If ever proof was needed of a looming shift in the balance of power between English and Spanish football, it came one balmy day earlier this summer.But it was not Real Madrid's jaw-dropping pounce for Cristiano Ronaldo or the gazumping Manchester United's pursuit of Karim Benzema that tilted the momentum towards Iberia. It was not even Barcelona's ruthless slicing and dicing of the English champions in May's Champions League final.
Instead, it came with the relatively unheralded news that Jermaine Pennant, a winger whose potential has largely gone unfulfilled since Arsenal made him Britain's most expensive trainee in 1999, had signed for the Spanish club Real Zaragoza. Nothing unusual in that, perhaps, but the devil is in the detail and, specifically, Pennant's wage slip. The former Liverpool winger became the first English player to escape the United Kingdom's new and relatively punitive tax laws in order to earn big money in La Liga.
Tax breaks for high-earning foreign nationals in Spain - who are levied at 24 per cent for the first five years - mean that Pennant will earn around £2 million-a-year net. That is around double the wages which would have been offered in England, where the raising of the highest tax band to 50 per cent has caused ripples of anxiety to spread among elite footballers and their teams of agents.
Factor in the dwindling value of sterling against the euro and this summer's transfer window could see the start of a talent drain away from the Premier League and towards the major European leagues, and Spain in particular.
The process has already begun. Real Madrid have been able to procure the cream of world footballing talent - signing Kaka, as well as Ronaldo and Benzema - not just through their international renown and the deep pockets of newly-elected president Florentino Perez, but because they can offer the sorts of salaries which would make the majority of English clubs blanche.
To put the discrepancy into context, if a player demands a net salary of €3 million-a-year from an English club, the latter must pay out €6.8 million to account for the UK's high level of income tax.

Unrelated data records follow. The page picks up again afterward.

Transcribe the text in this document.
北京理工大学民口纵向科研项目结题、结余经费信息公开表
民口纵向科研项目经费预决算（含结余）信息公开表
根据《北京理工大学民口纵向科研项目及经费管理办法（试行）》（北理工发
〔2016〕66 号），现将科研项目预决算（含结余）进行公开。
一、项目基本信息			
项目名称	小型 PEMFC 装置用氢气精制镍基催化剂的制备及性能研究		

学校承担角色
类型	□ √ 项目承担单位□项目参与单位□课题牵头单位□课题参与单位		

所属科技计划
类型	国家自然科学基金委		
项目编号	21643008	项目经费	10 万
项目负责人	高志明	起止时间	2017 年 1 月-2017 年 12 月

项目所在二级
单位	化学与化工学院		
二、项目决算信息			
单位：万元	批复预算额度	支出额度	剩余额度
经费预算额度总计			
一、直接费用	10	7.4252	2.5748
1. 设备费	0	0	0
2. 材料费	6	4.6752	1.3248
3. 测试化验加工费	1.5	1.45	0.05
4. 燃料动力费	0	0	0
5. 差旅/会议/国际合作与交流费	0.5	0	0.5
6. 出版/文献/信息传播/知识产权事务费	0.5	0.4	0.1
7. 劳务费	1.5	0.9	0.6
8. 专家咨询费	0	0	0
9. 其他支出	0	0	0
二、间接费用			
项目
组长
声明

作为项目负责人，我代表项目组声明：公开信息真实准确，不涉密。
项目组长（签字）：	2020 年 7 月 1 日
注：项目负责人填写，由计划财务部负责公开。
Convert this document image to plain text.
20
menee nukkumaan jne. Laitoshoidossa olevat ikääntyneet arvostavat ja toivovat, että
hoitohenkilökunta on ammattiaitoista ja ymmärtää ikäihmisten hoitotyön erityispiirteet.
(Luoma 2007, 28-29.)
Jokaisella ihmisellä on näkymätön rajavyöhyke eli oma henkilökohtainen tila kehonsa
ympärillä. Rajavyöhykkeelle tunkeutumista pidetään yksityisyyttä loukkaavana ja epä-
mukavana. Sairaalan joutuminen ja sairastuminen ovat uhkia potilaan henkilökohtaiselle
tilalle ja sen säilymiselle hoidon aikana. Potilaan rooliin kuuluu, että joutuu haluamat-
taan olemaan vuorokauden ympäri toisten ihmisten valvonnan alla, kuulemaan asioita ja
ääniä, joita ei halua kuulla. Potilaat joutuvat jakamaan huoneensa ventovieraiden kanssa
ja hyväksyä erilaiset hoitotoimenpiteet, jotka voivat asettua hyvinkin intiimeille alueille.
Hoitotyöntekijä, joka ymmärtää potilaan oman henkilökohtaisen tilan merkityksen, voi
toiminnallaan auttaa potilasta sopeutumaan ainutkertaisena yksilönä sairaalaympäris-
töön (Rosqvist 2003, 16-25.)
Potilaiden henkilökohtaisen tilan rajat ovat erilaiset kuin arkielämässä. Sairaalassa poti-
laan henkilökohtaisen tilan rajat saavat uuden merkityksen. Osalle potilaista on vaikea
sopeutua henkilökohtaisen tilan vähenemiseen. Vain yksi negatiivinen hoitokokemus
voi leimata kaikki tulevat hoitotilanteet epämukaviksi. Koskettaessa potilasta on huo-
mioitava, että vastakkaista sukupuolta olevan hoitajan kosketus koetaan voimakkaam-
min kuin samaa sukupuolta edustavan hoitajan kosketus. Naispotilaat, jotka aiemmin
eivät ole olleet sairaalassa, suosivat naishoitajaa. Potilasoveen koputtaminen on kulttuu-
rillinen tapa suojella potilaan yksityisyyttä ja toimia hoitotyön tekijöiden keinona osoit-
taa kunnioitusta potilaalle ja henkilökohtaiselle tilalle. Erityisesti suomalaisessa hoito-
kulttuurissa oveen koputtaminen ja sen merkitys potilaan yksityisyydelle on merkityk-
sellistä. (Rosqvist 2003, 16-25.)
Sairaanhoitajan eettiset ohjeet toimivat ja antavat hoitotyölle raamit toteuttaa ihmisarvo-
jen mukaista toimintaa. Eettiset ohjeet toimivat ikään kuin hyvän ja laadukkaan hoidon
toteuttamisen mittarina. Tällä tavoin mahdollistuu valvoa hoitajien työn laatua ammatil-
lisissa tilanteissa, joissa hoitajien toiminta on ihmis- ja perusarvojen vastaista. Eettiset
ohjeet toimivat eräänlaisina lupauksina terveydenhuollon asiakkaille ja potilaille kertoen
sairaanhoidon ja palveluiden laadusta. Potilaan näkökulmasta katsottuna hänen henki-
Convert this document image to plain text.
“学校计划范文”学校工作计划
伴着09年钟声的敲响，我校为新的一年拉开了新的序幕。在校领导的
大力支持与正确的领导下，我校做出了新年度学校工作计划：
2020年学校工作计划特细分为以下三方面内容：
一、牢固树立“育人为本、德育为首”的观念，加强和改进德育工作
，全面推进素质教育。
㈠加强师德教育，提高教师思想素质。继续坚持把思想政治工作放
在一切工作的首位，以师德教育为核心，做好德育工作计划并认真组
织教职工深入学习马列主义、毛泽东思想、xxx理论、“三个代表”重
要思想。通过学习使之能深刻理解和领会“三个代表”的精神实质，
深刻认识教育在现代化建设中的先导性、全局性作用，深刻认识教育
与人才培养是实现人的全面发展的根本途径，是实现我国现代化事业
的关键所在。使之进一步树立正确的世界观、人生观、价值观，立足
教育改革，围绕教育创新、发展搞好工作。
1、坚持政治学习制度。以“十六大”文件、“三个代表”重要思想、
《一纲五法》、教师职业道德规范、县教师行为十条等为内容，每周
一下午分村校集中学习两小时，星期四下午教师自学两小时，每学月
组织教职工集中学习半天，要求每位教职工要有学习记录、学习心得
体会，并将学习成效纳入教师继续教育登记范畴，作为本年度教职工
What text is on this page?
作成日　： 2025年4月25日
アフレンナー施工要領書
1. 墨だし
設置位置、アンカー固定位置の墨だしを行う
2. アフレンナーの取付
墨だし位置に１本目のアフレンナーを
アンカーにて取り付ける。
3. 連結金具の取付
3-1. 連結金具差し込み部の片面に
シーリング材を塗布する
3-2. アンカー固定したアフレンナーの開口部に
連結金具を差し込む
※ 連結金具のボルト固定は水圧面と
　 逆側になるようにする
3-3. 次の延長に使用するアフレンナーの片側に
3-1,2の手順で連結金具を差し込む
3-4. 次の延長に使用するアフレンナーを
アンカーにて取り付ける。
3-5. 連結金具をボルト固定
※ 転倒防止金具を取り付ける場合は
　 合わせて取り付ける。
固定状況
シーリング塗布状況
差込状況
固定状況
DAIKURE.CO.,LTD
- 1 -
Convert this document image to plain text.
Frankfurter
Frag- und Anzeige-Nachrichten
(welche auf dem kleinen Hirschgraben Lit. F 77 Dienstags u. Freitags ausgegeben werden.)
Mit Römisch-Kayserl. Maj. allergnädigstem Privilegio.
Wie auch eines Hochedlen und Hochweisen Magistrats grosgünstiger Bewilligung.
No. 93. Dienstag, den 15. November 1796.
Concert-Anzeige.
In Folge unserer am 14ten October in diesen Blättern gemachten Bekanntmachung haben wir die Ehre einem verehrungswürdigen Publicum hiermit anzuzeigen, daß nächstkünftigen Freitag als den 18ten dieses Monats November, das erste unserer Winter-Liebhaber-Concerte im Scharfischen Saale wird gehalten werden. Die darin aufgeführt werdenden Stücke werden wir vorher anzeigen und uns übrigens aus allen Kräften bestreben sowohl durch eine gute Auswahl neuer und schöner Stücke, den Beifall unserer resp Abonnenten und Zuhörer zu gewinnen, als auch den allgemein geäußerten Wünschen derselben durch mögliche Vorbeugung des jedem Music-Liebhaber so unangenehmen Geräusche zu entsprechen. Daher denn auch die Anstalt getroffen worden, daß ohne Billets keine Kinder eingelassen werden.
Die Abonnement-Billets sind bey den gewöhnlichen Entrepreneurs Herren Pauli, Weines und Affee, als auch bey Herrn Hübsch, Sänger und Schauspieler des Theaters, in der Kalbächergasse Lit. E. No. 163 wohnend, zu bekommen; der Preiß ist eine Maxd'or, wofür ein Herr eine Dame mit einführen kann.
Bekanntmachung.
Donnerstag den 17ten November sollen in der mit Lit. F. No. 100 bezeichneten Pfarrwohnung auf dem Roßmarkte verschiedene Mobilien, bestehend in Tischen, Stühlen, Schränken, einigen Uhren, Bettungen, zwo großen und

A Spanish club, however, need only pay the same player a gross salary of €4 million - a saving of almost €3m-a-year.
"The summer transfer window opened over a month ago, but Premier League clubs are yet to make significant acquisitions from overseas," Pete Hackleton, senior manager in the Sports Business Group at football finance specialists Deloitte, said.
"The reduced value of Sterling against the Euro and the proposed increase in the top rate of income tax are certainly contributing factors to this."
Of course, being able to offer the odd tax perk is not the sole cause for La Liga's bullishness. Spanish football, thanks to Real Madrid, is currently on a dizzying high after welcoming three galacticos in less than a month and is ready to challenge the Premier League's reputation as the world's strongest and most star-studded domestic competition.
"The Premier League is a very good competition," Ronaldo said, "but I think that the Spanish league is going to have a little more quality because of the players who are arriving.
"Both leagues are going to be very good, but I think that with Florentino Perez's signings, the Spanish league will be superior to the English."
Real's spending spree is not without controversy. It was greeted with incredulity throughout most of Europe, still reeling from the effects of recession, but seasoned observers of Perez expected nothing else.
The former construction magnate embarked on a similar splurge during his first spell in charge of Real, signing such luminaries as Zinedine Zidane, David Beckham, Ronaldo and Michael Owen, all for outrageous fees and staggering wage deals.
This was the era of the galacticos and, while success on the field remained elusive, it turned Real into the most glamorous and financially successful football club in the world, outshining even the vast corporate pulling power of Manchester United.
Now, Perez's challenge is to marry the obvious commercial appeal of boasting the world's greatest names with silverware.
"Real Madrid do operate under special circumstances and Florentino Perez is a law unto himself," says Ben Lyttleton, a journalist specialising in European football. "He has said that he needs to undertake three years' worth of recruitment in one year and that explains the amount of expenditure - three galacticos in one summer as opposed to three in three.
"I can't see how he is going to maintain that, however - they can't afford it and they're running out of top players to buy. Where are they going to play all these galacticos? Still, it will be exciting either way."
Whether Premier League clubs agree with that assessment is another matter. The combination of Real's resurgence, Barcelona's mercurial talents and the economic climate leads Lyttleton to predict La Liga replacing the Premier League as the Champions League's dominant force within three years, although there is no need for the latter to despair just yet.
England's top clubs still enjoy the most lucrative revenue streams of any European league, thanks to their central broadcasting rights deal, which generates €1 billion more than La Liga's own deals, which are negotiated by clubs on an individual basis.
There is also the wiliness of seasoned Premier League managers such as Ferguson and Arsenal's Arsene Wenger, who will continue to scour the market for bargains which may slip past their galacticos-obsessed rivals in Spain.
"It's in their nature to do these things, it is the way they operate," Ferguson said of Real's spending.
"They're not nearly afraid of debt as anyone else in the world. But we're happy the way we operate. No matter what players we have got in, we are still going to be strong next season."